A collective gasp went up among the C33 adults present. “Little Morton?” Mrs. Rivera gasped.
“I was nice to you,” Mrs. Leary breathed. “I held your hand when you had nightmares.”
I saw a flash of an image—the little boy, begging not to get a shot from the nurse.
“That was him,” Callie said, looking at all of us, and pointing at him. Well, I guess we were a bit less sympathetic now.

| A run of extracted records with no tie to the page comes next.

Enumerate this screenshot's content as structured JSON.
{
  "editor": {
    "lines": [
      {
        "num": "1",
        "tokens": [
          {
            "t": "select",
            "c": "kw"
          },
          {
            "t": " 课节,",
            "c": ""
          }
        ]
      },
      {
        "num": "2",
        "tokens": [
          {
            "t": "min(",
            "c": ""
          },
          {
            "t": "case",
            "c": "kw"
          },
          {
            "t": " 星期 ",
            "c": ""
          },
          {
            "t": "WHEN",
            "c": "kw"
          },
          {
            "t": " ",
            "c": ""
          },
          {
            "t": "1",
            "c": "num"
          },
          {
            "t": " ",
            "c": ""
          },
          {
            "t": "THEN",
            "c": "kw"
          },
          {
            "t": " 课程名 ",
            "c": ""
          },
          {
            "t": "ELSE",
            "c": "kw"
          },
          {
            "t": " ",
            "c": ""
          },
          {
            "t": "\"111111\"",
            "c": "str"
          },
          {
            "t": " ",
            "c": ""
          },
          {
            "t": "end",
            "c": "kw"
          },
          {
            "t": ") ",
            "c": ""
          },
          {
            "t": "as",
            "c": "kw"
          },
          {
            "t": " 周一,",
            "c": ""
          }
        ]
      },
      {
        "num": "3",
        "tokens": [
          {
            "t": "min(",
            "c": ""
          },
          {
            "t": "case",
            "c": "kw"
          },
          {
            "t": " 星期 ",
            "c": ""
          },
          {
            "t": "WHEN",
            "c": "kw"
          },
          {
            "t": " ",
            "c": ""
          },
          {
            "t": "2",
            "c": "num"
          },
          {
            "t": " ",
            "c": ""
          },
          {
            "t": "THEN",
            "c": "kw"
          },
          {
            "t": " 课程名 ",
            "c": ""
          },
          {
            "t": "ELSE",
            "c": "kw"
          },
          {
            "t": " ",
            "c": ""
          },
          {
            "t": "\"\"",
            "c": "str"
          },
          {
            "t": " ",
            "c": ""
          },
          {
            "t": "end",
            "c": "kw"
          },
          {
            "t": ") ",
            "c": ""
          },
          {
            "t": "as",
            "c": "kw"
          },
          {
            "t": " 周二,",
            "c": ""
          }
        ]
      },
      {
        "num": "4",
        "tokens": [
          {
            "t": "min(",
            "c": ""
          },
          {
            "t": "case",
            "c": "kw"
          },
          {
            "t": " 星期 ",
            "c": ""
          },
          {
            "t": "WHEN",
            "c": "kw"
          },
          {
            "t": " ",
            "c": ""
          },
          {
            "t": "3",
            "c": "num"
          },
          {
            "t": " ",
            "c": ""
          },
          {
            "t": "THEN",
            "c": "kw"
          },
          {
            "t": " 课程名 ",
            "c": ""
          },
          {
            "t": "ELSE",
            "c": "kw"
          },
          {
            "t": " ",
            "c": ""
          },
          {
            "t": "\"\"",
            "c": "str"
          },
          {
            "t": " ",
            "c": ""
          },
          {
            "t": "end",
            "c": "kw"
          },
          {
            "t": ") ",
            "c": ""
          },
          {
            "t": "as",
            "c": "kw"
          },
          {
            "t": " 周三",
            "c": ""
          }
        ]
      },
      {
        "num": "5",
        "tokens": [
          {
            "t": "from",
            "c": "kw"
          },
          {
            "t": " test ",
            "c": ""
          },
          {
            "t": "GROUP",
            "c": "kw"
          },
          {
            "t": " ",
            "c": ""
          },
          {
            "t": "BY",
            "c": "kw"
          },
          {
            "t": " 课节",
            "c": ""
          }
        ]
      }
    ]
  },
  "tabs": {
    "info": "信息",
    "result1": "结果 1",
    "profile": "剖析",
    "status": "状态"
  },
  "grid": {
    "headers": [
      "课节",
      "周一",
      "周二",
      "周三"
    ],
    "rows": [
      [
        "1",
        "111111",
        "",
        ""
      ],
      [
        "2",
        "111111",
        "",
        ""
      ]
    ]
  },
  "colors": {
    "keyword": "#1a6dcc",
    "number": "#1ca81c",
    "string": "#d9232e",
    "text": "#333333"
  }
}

Just then, Chief Bragg stepped in and pulled the Official up by his shoulder. “You’re right about one thing, buddy,” he said. “You don’t belong to Vice Principal Thornhill, or whoever this man really is. You belong to me now. You’re under arrest.” An officer, just arrived and looking around in confusion, pulled the Official’s hands behind his back and cuffed him.